A new study by British researchers finds that the health benefits
of alcohol only occur in middle aged and older people.

The health benefits of alcohol only occur in middle aged and older people, finds a study in this week`s British Medical Journal​.

The scientists found that for men aged up to 35 and women aged up to 55, even light drinkers have a higher risk of death than those who do not drink at all. Most previous studies have not studied the age factor when looking at the benefits of alcohol consumption.

Researchers analysed the drinking habits of men and women in England and Wales for age bands 16-24, 25-34, 35-44, and so on up to over 85. Using national death statistics and international epidemiological studies, they then estimated the relation between alcohol consumption and risk of death, and how this varies with age and sex.

The team found a direct dose-response relation between alcohol consumption and risk of death in women aged 16-54 and in men aged 16-34. However, the level at which the risk of death was lowest increased with age, reaching 3 units a week in women aged over 65 and 8 units a week in men aged over 65.

The level of alcohol consumption that carries a 5 per cent increase in risk of death increases with age from 8 to 20 units a week in women and from 5 to 34 units a week in men, they added.

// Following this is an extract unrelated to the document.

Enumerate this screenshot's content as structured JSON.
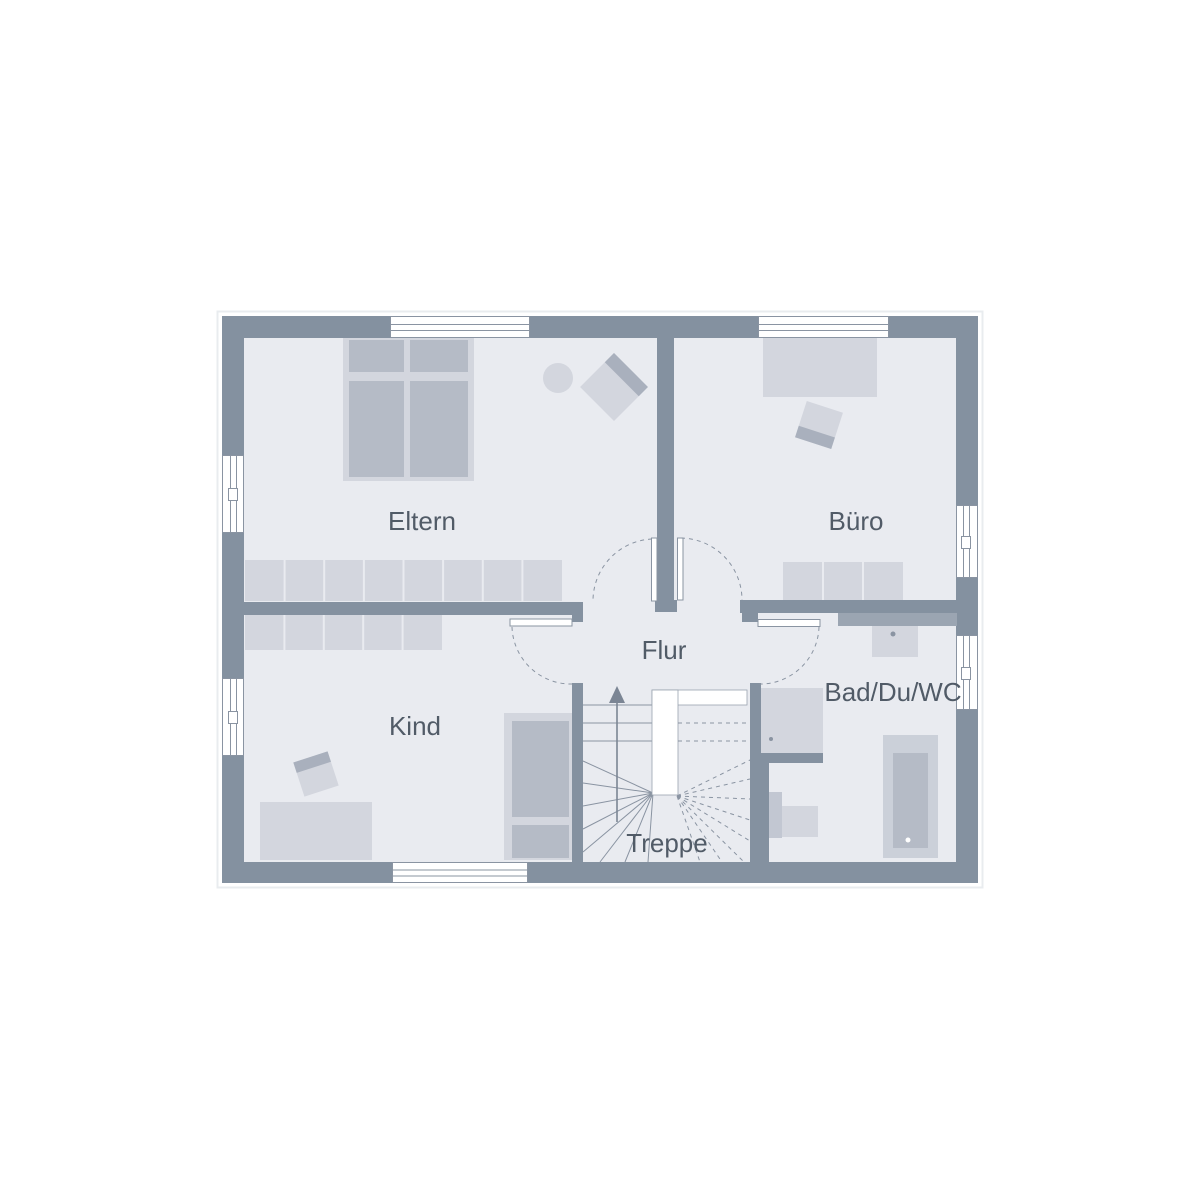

To incur an increased risk of no more than 5 per cent, the researchers suggested that women would be advised to limit their drinking to 1 unit a day up to age 44, 2 units a day up to age 74, and 3 units a day over age 75.

Men would be advised to limit their drinking to 1 unit a day up to age 34, 2 units a day up to age 44, 3 units a day up to age 54, 4 units a day up to age 84, and 5 units a day over age 85.

They added that as most deaths attributable to alcohol at younger ages are due to injuries, a greater focus could be placed on avoiding risky patterns of drinking rather than on reducing average alcohol consumption.

Whether the study leads younger people to rethink their drinking habits or not, remains to be seen.